# Interactive Workflow

This is an interactive, iterative design process. Do not disengage from the loop unless the user says they are satisfied.

1. **Resolve CLI command** — Run `command -v nemo 2>/dev/null || (test -x .venv/bin/nemo && realpath .venv/bin/nemo) || echo CLI_NOT_FOUND`.
  - If the output is a path, use `<path> data-designer` as the command prefix for all `nemo data-designer …` invocations in this workflow.
  - If the output is `CLI_NOT_FOUND`, STOP and follow the Troubleshooting section in SKILL.md. Do not continue to the next step.
2. **Learn** — Run `nemo data-designer agent context`.
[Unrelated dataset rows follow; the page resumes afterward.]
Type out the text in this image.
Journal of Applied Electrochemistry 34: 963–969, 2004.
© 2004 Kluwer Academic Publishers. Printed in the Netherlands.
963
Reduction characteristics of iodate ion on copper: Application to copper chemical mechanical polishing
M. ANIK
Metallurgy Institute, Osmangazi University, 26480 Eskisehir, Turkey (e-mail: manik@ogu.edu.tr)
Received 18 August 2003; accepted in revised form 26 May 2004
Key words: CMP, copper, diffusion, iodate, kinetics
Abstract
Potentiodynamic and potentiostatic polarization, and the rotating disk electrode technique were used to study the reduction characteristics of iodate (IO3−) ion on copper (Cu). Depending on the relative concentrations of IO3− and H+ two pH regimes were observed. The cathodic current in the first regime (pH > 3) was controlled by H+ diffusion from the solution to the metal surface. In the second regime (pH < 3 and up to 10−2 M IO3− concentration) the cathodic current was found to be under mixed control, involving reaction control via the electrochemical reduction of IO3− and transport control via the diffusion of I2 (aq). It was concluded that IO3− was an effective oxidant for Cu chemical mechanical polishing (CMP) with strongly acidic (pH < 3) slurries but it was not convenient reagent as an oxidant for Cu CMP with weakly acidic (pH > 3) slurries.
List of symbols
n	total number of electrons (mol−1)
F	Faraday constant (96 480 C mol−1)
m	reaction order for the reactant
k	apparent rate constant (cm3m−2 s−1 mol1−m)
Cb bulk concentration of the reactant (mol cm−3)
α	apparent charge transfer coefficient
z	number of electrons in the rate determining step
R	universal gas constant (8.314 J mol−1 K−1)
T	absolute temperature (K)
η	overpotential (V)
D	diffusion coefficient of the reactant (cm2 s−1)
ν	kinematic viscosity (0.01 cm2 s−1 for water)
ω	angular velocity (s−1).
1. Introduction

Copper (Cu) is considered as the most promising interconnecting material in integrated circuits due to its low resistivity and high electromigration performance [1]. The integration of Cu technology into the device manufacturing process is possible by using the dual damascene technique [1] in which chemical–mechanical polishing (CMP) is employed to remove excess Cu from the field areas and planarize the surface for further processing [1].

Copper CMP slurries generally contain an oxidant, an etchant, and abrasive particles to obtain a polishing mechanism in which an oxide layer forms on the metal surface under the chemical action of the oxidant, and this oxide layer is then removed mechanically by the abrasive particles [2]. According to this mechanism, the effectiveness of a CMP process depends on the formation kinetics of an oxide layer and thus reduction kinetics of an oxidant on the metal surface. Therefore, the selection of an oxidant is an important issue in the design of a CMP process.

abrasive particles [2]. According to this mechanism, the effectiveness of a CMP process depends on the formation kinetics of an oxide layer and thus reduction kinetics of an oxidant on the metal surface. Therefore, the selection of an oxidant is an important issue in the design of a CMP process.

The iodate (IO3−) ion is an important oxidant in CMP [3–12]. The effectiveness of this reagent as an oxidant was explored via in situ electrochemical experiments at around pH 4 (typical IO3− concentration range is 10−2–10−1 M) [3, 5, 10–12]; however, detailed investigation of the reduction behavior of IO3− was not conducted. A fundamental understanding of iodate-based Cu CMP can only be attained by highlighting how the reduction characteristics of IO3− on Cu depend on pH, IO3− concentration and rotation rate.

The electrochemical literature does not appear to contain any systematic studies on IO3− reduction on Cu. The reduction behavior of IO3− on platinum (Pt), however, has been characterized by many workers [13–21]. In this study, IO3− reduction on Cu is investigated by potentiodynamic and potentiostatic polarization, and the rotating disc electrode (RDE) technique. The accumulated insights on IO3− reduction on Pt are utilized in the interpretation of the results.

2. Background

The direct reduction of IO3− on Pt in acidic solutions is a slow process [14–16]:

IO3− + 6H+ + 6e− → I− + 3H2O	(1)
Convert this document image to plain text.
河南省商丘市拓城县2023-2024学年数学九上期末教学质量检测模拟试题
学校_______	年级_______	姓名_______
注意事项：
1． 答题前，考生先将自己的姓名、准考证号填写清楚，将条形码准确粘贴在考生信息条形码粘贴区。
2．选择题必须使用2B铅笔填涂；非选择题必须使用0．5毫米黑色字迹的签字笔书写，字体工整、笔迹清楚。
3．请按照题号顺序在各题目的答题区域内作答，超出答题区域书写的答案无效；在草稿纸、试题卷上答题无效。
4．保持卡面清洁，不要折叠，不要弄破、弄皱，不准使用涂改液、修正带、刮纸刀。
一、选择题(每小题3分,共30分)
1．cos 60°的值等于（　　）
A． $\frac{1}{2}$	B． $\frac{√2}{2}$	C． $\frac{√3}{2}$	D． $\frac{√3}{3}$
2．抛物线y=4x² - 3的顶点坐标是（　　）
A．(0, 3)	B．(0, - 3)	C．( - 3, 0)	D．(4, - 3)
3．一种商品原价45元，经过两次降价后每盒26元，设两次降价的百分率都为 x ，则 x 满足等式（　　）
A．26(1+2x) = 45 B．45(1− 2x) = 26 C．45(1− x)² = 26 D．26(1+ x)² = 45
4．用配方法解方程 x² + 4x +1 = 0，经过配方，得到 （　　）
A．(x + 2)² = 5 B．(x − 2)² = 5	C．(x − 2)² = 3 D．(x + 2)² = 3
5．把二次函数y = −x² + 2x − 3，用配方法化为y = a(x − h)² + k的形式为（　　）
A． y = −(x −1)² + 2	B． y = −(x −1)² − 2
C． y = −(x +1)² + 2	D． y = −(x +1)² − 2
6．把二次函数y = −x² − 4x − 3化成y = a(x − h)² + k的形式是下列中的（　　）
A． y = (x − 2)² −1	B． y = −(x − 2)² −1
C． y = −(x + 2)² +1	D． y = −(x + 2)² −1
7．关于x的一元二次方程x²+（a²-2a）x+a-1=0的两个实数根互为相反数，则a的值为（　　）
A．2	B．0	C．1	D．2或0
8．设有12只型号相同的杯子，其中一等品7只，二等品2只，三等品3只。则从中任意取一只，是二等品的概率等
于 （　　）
  - `agent context` only inspects the local `~/.data-designer/` registry; it does not see IGW-managed providers or in-script `ModelConfig`s. Whether or not it lists usable aliases, read `references/nemo-platform-plugin-additions.md` for the model-config options before proceeding.
  - Inspect schemas for every column, sampler type, validator, and processor you plan to use.
  - Never guess types or parameters — read the relevant config files first.
  - Always read `base.py` for inherited fields shared by all config objects.
3. **Clarify** — Ask the user clarifying questions to narrow down precisely what they want.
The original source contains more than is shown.